Donald Trump delivered what one analyst calls a "surprisingly serious" speech on foreign policy and counterterrorism Monday—but serious may not equal coherent. Many analysts were taken aback by the mix of proposals in the speech, which included policies favored by the Obama and George W. Bush administrations, along with ideas dating back to the Cold War and some touches that were pure Trump. A roundup of reactions:
- Some elements of Trump's speech on the war on "radical Islamic terrorism" were familiar, but what was new was "alarming," according to the Los Angeles Times editorial board. His calls for a Cold War-style "ideological screening test" and a Commission on Radical Islam could be "catastrophically counterproductive," they write—and "would punish thoughts rather than deeds," as well as encourage newcomers to the US to conceal their beliefs.
- Former Bush administration official Peter Feaver tells the New York Times that he gives Trump credit for the "surprisingly serious" speech, but a striking amount of it "depends on counterterrorism ideas developed by the Bush administration." The "good parts are not new," and "the new parts are not good," he says.
- Robert Burns at the AP believes there was a lot more Obama than Bush in Trump's disdain for nation-building. Obama ditched Bush's large-scale projects in Iraq and Afghanistan while "trying to keep enough US influence there to prevent those two countries from crumbling," he writes, noting that Trump's argument that the US should have seized Iraq's oil isn't nation-building, it's "nation-grabbing."
- John Noonan, Jeb Bush's former national security adviser, tells NBC News that Trump is completely correct about Obama's contribution to the rise of ISIS, and not much else. "The rest of his foreign policy is an absolutely blathering jumble of nonsense," he says. "I can't in good conscience sign my name to it."
- At Politico, Nahal Toosi looks at the "extreme vetting" proposal that has replaced Trump's ban on Muslim immigration and finds numerous problems. She notes that focusing on regions with a "history of exporting terrorism" would include much of Europe, even if only Islamist-inspired terrorism is included.

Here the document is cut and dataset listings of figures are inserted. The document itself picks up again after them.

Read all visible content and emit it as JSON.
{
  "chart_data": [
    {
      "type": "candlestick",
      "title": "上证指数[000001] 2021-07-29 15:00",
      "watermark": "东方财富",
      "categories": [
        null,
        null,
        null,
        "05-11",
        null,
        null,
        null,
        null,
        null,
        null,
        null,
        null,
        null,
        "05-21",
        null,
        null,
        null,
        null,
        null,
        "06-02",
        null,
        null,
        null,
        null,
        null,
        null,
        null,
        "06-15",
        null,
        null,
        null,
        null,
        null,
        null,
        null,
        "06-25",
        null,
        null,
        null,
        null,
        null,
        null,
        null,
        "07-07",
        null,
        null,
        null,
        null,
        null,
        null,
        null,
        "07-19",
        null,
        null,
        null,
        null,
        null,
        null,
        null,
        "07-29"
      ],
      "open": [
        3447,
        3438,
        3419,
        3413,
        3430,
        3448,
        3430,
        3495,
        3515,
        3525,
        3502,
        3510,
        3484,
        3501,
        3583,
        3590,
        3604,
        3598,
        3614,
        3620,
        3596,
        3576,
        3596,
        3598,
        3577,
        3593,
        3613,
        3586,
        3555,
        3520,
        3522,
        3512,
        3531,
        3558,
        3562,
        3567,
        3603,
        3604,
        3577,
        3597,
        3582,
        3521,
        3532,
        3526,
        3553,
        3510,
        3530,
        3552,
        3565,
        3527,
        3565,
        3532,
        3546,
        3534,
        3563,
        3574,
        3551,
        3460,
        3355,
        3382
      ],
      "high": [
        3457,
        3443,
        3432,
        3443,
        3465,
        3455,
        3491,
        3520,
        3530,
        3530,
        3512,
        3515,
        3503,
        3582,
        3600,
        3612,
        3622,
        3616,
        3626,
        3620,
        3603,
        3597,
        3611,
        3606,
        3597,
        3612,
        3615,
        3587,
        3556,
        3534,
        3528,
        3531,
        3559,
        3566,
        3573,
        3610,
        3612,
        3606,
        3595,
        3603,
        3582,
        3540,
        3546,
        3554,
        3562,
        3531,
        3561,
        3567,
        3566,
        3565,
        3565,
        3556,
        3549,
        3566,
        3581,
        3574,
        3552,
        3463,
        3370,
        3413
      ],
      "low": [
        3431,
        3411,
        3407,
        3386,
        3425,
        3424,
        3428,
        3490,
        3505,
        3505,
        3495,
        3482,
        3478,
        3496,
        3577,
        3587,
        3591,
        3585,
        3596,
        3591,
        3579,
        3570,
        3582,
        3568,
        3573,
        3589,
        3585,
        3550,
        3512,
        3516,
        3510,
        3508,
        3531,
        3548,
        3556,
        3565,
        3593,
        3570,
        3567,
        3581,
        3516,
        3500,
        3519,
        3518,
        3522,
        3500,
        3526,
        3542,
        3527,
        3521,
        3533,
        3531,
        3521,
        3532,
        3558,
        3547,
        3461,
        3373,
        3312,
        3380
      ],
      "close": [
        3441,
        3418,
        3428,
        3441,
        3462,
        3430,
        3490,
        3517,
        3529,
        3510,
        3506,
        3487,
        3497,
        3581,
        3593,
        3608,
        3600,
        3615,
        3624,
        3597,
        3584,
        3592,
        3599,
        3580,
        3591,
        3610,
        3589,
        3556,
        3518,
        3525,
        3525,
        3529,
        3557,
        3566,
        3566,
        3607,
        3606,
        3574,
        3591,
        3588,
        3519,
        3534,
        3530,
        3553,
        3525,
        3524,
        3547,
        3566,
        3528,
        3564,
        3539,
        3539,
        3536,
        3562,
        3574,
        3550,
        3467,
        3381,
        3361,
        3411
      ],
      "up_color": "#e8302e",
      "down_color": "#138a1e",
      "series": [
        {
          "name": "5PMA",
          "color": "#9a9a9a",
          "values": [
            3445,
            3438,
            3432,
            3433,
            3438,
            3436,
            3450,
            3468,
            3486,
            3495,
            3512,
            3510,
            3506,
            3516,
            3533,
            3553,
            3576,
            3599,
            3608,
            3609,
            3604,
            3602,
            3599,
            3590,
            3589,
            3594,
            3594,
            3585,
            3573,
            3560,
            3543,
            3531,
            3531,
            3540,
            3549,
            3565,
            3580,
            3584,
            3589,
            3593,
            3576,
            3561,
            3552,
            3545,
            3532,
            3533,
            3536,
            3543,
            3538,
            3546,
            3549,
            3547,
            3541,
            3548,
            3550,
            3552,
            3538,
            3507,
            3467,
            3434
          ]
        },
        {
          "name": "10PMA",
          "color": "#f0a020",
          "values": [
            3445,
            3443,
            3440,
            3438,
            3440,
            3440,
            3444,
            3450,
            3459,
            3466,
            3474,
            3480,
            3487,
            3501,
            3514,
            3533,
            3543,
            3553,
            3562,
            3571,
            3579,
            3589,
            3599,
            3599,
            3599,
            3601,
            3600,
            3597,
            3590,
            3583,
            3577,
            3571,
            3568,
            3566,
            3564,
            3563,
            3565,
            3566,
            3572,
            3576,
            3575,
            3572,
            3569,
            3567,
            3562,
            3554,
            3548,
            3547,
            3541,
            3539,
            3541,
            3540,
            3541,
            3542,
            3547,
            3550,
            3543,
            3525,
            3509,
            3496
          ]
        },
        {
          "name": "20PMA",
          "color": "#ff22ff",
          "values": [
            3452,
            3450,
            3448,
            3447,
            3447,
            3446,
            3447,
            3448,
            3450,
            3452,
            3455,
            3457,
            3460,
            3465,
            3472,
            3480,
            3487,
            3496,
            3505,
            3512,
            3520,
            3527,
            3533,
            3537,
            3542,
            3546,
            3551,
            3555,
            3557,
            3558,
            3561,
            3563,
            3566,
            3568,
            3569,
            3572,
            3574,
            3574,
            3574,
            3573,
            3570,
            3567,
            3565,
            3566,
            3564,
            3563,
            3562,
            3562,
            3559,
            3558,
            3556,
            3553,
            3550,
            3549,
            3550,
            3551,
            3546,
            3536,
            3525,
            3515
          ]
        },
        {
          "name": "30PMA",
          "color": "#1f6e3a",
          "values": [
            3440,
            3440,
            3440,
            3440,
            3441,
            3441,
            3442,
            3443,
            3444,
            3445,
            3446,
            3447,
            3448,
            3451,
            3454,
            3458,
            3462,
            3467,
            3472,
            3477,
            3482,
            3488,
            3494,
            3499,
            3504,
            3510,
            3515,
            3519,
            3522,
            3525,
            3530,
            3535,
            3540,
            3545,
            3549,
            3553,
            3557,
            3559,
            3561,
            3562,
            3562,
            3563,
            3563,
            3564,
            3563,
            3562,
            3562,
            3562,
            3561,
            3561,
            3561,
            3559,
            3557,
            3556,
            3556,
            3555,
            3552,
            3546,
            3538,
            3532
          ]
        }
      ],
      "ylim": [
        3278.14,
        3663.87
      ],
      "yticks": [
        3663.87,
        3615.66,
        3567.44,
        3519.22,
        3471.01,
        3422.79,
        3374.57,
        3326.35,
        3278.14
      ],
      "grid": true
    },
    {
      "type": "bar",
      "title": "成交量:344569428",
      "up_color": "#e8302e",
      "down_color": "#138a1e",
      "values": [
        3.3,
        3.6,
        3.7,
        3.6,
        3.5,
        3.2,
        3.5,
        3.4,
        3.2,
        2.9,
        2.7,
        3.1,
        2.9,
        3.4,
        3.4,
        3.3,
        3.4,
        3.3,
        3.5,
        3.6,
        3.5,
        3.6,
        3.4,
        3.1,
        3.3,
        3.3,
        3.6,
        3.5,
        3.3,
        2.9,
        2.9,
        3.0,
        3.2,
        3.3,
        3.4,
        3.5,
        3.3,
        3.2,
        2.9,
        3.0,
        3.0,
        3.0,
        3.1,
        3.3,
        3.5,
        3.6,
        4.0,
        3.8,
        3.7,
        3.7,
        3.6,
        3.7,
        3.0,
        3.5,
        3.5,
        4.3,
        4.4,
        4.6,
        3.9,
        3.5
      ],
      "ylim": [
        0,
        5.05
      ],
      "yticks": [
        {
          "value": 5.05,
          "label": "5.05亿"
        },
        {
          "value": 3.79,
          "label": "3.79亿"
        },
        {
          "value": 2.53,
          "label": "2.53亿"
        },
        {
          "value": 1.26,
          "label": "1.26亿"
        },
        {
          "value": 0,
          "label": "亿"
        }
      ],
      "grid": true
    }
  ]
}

- Trump seemed bored by much of his own speech and only seemed excited when congratulating himself on his prescience or accusing Hillary Clinton of "wanting to be 'America's Angela Merkel,'" per the Lexington column at the Economist. The article notes that real Cold War veterans will find this election very strange. "The party of Eisenhower and Reagan has nominated a man who calls looting of foreign assets the highest priority for America in war, and who sucks up to Russia," it says.
- Glenn Kessler at the Washington Post is equally scathing in his fact-checking of the speech. Kessler debunks claims, including the notion of an Obama "apology tour" in 2009, and notes that Trump was not an outspoken opponent of the Iraq War until well after it began—and that he has apparently forgotten that he "was a fervent advocate of intervening in Libya."